Multiple threads in a GUI app (wxPython), communication between worker thread and app?
Jp Calderone
exarkun at divmod.com
Sun May 1 13:46:07 EDT 2005
On 01 May 2005 10:09:56 -0700, Paul Rubin <"http://phr.cx"@nospam.invalid> wrote:
>"fooooo" <phark52 at yahoo.com> writes:
>> How would I get the worker thread to open a GUI window in the main GUI
>> thread? After that GUI window is open, how can I send and recv messages
>> from/to the GUI window?
>
>First of all the favorite Pythonic way to communicate between threads
>is with synchronized queues--see the Queue module. Have the worker
>thread put stuff on a queue and have the main GUI thread read from it.
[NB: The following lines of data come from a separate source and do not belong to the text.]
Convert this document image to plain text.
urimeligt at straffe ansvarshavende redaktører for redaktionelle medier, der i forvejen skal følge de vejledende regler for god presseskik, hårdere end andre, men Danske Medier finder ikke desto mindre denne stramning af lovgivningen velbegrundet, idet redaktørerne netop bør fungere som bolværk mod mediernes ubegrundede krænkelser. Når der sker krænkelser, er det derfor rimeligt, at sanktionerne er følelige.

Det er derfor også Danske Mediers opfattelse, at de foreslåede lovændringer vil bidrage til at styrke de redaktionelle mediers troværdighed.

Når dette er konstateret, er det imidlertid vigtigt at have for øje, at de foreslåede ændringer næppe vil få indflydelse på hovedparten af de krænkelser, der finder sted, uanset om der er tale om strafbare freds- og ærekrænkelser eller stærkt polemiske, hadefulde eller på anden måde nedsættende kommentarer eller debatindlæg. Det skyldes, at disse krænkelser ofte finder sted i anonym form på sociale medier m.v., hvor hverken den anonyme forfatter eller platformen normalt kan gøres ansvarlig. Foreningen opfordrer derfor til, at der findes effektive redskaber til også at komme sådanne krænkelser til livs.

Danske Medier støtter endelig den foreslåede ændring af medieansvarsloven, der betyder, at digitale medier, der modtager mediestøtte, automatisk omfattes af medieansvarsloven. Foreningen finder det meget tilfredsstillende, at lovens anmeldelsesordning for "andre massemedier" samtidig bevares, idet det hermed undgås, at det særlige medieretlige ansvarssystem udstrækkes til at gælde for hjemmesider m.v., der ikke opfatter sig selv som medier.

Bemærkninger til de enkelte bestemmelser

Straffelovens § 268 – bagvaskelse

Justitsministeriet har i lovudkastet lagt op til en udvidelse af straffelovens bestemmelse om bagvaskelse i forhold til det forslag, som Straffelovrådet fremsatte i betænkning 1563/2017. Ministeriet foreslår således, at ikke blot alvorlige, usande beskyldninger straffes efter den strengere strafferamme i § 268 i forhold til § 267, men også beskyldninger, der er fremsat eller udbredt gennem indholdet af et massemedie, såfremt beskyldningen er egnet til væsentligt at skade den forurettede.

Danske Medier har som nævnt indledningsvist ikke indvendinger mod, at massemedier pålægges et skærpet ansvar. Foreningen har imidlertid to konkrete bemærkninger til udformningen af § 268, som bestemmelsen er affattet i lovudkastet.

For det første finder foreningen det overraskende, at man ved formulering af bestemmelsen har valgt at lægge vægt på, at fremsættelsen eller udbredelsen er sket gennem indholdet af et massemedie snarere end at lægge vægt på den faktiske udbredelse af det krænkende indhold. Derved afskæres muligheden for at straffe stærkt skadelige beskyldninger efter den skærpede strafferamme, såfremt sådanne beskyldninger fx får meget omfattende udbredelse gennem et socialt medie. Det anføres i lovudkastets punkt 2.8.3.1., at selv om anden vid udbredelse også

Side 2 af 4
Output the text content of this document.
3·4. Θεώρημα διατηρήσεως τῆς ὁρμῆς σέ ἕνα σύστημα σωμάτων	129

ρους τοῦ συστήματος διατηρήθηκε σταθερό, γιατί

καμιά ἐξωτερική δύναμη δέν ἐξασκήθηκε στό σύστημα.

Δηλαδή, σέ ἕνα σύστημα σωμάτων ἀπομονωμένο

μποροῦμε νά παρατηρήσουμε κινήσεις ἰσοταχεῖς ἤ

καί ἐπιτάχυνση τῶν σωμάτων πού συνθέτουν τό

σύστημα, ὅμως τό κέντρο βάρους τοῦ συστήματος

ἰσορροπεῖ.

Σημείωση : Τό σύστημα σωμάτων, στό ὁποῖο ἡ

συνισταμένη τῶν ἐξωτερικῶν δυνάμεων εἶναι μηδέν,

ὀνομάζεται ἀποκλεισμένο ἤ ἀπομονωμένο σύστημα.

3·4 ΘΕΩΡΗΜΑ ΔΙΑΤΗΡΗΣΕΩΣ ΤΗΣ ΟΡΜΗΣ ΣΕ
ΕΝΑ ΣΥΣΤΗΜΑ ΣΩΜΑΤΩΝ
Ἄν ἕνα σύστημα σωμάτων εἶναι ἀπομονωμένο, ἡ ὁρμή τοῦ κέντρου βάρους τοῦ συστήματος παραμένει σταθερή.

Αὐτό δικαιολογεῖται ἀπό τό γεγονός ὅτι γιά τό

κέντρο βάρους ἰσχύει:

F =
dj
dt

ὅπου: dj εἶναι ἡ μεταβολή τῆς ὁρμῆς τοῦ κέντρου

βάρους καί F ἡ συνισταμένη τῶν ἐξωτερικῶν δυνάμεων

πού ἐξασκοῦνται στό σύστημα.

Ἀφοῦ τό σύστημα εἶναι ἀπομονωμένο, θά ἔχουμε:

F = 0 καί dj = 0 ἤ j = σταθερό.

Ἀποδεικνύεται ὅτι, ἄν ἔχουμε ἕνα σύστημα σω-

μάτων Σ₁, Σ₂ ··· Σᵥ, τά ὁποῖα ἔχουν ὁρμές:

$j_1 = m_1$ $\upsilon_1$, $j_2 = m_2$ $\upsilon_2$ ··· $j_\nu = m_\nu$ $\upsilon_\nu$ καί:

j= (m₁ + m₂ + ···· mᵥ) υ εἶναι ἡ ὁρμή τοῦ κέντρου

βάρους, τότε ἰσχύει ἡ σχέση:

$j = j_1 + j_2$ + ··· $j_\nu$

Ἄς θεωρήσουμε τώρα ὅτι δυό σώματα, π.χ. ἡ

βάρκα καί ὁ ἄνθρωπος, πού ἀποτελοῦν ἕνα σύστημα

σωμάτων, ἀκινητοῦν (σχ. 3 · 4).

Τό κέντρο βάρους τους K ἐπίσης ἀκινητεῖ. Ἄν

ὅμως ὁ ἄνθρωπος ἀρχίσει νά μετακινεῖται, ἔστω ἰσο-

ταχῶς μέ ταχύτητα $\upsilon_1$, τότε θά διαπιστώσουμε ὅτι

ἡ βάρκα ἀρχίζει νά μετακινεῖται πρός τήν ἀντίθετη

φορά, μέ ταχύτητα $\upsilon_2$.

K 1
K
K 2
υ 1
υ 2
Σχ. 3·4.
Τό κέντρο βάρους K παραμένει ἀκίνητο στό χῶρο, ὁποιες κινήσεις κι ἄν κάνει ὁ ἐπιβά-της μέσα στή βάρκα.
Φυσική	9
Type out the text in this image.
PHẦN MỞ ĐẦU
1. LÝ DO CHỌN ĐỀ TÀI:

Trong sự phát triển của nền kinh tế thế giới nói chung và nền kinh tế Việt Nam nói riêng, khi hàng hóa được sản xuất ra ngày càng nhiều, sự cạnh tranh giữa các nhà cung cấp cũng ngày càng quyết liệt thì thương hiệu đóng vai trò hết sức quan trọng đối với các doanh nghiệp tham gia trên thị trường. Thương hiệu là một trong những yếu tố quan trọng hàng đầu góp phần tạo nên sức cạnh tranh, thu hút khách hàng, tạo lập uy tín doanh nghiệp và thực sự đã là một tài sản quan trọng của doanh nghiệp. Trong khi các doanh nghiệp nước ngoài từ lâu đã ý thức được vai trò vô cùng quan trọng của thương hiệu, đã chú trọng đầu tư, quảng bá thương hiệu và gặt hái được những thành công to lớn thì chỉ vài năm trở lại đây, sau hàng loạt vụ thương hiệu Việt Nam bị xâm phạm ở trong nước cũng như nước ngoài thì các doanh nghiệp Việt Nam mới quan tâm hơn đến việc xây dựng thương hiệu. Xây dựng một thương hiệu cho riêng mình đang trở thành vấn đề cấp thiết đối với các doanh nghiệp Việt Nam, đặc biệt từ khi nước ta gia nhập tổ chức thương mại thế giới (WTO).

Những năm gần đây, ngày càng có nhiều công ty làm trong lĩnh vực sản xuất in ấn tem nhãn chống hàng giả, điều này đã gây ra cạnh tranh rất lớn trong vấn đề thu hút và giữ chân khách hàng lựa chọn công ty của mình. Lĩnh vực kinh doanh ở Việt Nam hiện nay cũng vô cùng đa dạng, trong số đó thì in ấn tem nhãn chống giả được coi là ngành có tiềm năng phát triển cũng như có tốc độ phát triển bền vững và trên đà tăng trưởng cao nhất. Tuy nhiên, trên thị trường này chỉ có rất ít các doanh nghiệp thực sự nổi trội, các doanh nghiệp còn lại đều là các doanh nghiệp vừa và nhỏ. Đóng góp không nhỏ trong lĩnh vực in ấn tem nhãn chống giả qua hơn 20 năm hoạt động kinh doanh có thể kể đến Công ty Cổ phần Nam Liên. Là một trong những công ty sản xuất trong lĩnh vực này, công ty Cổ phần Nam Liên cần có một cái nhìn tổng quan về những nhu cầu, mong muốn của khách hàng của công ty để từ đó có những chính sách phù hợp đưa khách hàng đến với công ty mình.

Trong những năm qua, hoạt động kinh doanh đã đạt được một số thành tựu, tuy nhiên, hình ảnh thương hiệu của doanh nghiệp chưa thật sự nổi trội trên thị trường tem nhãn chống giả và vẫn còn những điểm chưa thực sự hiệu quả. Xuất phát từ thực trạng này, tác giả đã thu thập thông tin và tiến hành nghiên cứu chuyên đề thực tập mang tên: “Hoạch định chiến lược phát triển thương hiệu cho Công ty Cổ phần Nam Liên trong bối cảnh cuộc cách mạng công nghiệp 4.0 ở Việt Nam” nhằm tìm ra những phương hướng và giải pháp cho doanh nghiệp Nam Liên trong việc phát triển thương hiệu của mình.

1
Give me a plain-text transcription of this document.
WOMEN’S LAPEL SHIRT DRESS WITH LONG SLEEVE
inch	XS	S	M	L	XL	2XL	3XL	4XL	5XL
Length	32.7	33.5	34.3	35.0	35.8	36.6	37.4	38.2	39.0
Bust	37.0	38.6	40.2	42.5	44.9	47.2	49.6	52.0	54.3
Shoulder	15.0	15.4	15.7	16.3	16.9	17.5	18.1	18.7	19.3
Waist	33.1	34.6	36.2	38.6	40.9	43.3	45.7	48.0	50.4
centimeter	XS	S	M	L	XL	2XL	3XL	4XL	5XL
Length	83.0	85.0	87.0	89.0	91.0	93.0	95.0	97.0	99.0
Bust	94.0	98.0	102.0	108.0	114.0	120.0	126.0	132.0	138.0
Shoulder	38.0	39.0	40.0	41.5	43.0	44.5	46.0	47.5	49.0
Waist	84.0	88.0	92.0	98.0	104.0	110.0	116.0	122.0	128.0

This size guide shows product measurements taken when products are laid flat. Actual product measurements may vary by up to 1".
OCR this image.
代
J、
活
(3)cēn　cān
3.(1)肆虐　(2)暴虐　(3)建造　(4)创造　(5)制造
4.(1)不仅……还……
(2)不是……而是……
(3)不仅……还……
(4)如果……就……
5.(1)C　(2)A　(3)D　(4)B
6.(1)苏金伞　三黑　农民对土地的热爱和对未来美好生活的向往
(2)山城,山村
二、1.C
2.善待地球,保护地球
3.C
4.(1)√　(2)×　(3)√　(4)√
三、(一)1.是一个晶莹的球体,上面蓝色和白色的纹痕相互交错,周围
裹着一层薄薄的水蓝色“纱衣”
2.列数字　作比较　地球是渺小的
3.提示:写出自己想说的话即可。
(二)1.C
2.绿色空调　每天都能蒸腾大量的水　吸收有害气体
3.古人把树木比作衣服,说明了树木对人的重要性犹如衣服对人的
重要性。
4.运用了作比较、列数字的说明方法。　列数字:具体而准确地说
Yea, this is a good way. Also, it is essentially what you describe below :) The Queues are just created and drained by the GUI library instead of the user's application code.
>
>Secondly, I don't know about wxPython, but in tkinter you have to
>resort to a kludge in order for the gui thread to handle gui events
>and also notice stuff on a queue. There's a tkinter command to run
>some function after a specified time (say 50 msec). So you'd set that
>timeout to check the queue and restart the timer, which means the gui
>would check 20x a second for updates from the worker threads. When it
>got such an update, it would create a new window or whatever.
You can do better than this. Tkinter has an after_idle function, which lets you post an event to the Tkinter thread _immediately_. This is basically the Queue "put" operation.
>
>It could be that wxPython has a cleaner way of doing this, or you
>might have to do something similar.
It has essentially the same thing, PostEvent().
> Python thread support seems to have been something of an afterthought
> and there's a lot of weirdness like this to deal with.
I'm not sure what you see as weird about this.